空が闇に落ちる数秒前

「ドイツ?」
「少し長期任務になるんだけどね」

受け取った資料の冊子をパラリとめくりながら、神田は今回の任務の地名を口にした。それに対して返ってきたコムイの言葉には何の返答もせず、ただ資料に綴られた任務内容や現地のデータ等に目を通す。
AKUMAを破壊できる唯一の存在。それがエクソシスト。その数は決して多くなく、そのため次から次へと舞い込む任務を遂行するため彼等は世界中に散っている。神の使徒と呼ばれるエクソシストのひとりである神田ユウは、一通りコムイの説明を受けた後身体を沈めていたソファから立ち上がった。と同時に、隣に座る偲月の頭を軽く叩く。

「行くぞ、偲月。ぐずぐずするな」

黙って資料を読んでいた偲月は、神田の声にゆっくり顔を上げる。無表情で見返し、先ほどと同じくらいゆっくりとした動作で立ち上がる。小柄な偲月は神田の肩より下に頭がある。同じ日本人なのに、そう思えないのはの東洋人離れした髪と目の色のせいだろう。銀灰色の髪と灰色の瞳は、神田の漆黒のそれらとは似ても似つかない。
偲月を待って足を進めようとしたとき、コムイが神田くん・と短く神田を呼んだ。

「先日現れたアンノウンが動いてるっていう情報があるから…気をつけて」

いつもよりどこか硬い笑みで送り出すコムイを一瞥し、神田は無言のまま扉へと向かった。そんなコムイに対して偲月は違和感を覚えつつも、自分を追い抜いて先に行く神田の背を追いかけながらひとつ問う。

「任務、どこに行くの?」
「ドイツっつってただろうが。お前聞いてなかったのかよ」

怒りというより呆れの方が濃い声音の神田に、偲月は首を傾げる。自分は全く何も知りません。初耳です。とでも言いたげな様子だ。
普段からどこか呆けている偲月のこと。今回も任務の説明を聞いているうちに何処かへトリップしていたのだろうか。それとも読んでいた資料に集中しすぎて周りの音を拾っていなかったかのどちらかだ(ちなみに神田は9割9部の確率で前者だと思った)。

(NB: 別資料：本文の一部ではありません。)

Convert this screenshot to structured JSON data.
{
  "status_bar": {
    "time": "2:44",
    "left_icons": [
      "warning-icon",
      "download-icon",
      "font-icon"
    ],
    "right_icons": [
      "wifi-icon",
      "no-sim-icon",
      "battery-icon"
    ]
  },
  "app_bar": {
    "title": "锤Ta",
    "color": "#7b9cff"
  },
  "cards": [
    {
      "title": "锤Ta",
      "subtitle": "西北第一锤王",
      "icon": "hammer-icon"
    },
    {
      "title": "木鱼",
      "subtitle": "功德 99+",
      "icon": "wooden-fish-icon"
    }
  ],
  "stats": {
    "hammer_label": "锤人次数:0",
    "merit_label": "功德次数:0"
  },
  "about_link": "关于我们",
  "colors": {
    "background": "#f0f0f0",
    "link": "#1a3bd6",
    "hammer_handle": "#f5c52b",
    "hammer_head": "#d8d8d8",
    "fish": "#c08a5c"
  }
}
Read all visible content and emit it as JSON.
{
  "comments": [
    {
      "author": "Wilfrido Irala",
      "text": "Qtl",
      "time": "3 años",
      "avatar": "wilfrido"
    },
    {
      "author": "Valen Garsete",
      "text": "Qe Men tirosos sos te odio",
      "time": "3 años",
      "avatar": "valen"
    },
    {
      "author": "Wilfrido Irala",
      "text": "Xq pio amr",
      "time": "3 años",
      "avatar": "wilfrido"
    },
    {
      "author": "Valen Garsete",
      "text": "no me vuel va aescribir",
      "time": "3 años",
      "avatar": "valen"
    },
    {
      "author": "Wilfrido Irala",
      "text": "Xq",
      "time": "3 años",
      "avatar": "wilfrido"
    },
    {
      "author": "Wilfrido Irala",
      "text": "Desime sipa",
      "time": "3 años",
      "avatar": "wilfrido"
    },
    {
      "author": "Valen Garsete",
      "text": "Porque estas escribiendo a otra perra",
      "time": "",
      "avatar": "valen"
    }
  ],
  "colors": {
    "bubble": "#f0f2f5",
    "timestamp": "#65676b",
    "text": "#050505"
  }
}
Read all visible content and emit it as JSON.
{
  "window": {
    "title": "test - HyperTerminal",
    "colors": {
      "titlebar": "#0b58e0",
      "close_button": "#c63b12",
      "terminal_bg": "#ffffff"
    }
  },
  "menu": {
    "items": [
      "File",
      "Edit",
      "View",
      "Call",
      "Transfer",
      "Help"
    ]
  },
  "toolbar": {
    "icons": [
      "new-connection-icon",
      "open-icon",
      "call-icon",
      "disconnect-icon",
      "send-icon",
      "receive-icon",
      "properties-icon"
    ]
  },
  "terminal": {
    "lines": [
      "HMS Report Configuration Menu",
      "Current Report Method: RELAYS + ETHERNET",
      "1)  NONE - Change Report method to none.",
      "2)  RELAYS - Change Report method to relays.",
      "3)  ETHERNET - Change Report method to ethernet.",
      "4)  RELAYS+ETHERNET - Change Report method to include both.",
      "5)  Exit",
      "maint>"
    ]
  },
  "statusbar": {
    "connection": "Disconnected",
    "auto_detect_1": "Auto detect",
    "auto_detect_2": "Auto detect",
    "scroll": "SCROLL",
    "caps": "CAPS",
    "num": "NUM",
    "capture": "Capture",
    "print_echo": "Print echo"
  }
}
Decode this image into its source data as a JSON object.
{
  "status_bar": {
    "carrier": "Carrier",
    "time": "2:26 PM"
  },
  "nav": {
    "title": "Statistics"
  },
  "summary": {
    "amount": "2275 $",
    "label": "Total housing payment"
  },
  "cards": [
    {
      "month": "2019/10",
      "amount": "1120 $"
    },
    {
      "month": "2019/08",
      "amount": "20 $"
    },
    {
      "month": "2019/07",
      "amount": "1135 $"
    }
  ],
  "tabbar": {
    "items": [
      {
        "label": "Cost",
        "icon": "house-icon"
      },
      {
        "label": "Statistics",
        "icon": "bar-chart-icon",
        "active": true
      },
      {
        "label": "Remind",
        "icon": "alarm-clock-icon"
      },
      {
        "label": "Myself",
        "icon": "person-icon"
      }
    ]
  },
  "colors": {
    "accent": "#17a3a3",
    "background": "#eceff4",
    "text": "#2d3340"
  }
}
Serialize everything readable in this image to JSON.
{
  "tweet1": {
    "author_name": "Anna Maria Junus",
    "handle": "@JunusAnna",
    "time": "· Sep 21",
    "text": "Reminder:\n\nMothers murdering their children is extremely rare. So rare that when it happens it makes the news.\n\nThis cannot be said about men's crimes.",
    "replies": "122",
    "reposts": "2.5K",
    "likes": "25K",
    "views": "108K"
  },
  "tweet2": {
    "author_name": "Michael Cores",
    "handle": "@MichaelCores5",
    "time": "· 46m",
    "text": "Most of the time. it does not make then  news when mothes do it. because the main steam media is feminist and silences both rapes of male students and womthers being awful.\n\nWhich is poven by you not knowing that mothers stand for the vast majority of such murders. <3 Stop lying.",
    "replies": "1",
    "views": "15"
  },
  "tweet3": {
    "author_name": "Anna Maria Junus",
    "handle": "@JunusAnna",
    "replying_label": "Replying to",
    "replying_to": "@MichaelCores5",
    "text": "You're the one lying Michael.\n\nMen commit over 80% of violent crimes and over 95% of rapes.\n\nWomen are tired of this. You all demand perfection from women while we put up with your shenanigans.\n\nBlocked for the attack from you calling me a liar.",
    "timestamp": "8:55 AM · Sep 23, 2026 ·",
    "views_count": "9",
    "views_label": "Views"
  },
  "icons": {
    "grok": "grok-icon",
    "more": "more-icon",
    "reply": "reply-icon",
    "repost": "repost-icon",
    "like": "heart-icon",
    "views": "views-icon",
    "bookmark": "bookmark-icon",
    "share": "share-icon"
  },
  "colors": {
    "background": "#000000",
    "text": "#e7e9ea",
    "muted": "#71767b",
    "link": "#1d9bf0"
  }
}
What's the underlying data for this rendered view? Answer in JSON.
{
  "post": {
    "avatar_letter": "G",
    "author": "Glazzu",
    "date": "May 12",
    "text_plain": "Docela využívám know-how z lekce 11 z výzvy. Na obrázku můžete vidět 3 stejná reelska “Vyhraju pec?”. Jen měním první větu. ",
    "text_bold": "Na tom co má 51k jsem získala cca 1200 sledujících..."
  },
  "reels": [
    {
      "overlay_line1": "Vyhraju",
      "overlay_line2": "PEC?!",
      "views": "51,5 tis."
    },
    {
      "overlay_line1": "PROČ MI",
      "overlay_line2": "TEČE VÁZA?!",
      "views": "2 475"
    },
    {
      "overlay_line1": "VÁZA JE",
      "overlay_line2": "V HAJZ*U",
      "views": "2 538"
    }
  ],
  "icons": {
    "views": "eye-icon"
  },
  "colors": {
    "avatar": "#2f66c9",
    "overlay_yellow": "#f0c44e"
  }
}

しかし任務となったら別。偲月はエクソシストとして他の仲間に引けを取らない実力でAKUMAと闘うことが出来る。
まあ任務の時くらい集中してもらわなければ、結果訪れるのは死のみ。後で先ほどコムイから受けた説明をそっくりそのまま(多少の省略はするが)偲月に教えてやるのが彼女とペアになったものの暗黙の了解でもあった。

市街に出るために地下水路に向かうふたりの足音が廊下に響く。先ほど簡単に読んだ資料の一文と、コムイが念を押したあの一言が神田の脳裏に蘇る。思い出されたそれに眉を顰め、神田は後ろを振り向かずに言った。

「偲月。今回の任務はいつもより気ぃ張っとけよ」

低く響いたその言葉の内容は、いつもの彼なら発しないようなもの。そのようなことをわざわざ言わなくとも偲月は任務を決して軽く考えていないし、逆に人一倍任務への遂行にこだわる部分がある。そしてそれを十分理解してあるであろう神田がそう言うのだ。
そして先ほどコムイが言っていた“アンノウン”の存在。
偲月はハテナをその表情に浮かべつつも、彼がそのようなことを現地に着く前に言うのだから余程大変な任務なのだろうかと思いつつ、素直に頷いた。